David was recognised as an impressive strategist with a forward leaning vision for the Navy. His legacy will however forever be remembered for his fundamental leadership in the restructuring of the personnel space and in so doing, shaping the Navy of the past to the Navy we now know.
The disbandment of the Women’s Royal Australian Navy and the introduction of women into sea-going roles cannot be underestimated. While initially, numbers were low – female sailor and officer participation would increase five-fold within the years following the decision as employment areas expanded.
Today we have females serving in all role both at sea and ashore, in senior leadership positions as well as in Command of Warships. David’s vision of full equality was inspired and our Navy is richer for it.
While David’s tenure as Chief of Naval Staff had the backdrop of compounding budget constraints and unpopular Government craftsmanship. He maintained a rigorous program of touring establishment and vessel ensuring morale was maintained. David once reflected “My biggest job was to accentuate the positive” “Ensuring people the role and need for a Navy was very strong and has never been diminished”.
It can, therefore, be said that David’s warm enthusiasm, support and leadership for Navy’s people never waned and paved the way forward for his successors.
David’s naval career concluded on his retirement in April 1985 after three years in command of the Royal Australian Navy.
Throughout his distinguished career, and later life, David gave selfless service to our Navy and our Nation.
During his 43 year career, he exemplified Navy values in peace and war and made major contributions to the modern Navy through his command and leadership at sea and ashore. This was recognised through his appointment as a Companion of the Order of Australia – 1984.
Following David’s Naval career he continued to serve the interests of both the Nation and Service Personnel as a Member of the Council of the Australian War Memorial and Administrative Appeals Tribunal.
David also served as an Alderman and then Mayor of Woolhara, NSW. As Mayor, his councillors would remind him of his Naval pedigree by referring to him as ‘His Warship” as opposed to ‘His Worship’. A term of endearment I am sure.
David was a passionate Naval Officer and his devotion to service can be seen throughout his post-Naval career.

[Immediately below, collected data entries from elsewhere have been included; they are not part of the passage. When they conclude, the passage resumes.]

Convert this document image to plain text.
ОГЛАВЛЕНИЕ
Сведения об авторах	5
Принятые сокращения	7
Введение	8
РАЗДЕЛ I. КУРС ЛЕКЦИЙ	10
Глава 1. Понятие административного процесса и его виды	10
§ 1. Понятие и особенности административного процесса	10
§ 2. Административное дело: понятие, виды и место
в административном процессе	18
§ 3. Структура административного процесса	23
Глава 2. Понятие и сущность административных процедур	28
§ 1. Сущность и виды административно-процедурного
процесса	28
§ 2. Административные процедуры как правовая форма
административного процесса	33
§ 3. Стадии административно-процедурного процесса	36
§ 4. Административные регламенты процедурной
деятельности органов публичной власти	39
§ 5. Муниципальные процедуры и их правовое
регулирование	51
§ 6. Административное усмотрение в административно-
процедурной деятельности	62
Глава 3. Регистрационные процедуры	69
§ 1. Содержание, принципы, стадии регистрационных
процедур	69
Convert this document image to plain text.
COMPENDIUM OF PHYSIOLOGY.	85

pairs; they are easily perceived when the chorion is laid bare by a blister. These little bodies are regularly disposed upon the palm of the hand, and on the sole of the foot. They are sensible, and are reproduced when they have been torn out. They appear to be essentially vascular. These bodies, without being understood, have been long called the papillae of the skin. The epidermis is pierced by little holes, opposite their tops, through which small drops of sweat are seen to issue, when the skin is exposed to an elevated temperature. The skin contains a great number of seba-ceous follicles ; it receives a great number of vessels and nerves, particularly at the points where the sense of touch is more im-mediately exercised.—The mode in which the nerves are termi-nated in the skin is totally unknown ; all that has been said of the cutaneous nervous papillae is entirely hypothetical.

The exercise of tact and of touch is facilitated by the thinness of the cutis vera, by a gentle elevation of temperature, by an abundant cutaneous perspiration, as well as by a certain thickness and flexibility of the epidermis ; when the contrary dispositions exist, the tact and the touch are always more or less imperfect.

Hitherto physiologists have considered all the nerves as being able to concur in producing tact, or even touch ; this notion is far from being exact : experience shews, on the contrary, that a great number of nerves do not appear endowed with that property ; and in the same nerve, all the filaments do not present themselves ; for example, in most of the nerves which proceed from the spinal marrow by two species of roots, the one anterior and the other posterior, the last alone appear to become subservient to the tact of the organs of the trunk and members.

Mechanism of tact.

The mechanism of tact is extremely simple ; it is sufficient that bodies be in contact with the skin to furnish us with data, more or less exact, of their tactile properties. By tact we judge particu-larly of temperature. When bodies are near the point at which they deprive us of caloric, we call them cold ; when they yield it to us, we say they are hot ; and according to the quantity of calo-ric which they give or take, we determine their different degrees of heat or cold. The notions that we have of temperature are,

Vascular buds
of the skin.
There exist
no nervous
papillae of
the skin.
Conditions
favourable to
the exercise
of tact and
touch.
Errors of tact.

As a long-time member of the Royal United Services Institute where he served as both councillor and President, he oversaw the Institute’s input to the 2009 Defence White Paper.
Always maintaining a keen interest in Navy and Defence matters, David also served as the Patron of the National HMAS Perth Association, right until his passing.
During his stewardship as our Chief of Naval Staff, the Royal Australian Navy underwent an extensive transformation. Through these changes, the genesis of the modern Royal Australian Navy was born. The strength of character and stoic leadership he exemplified throughout this Command is an example to all current and future Naval Officers.
The Royal Australian Navy is as much a Family today as it was when David ‘had the con’ and his passing is felt far and wide across our Navy Family.
Pamela, Michael, Nikki and all members of your family – We share in your grief but equally celebrate the life and career of a true patriot, an accomplished Naval Officer and a proud Australian.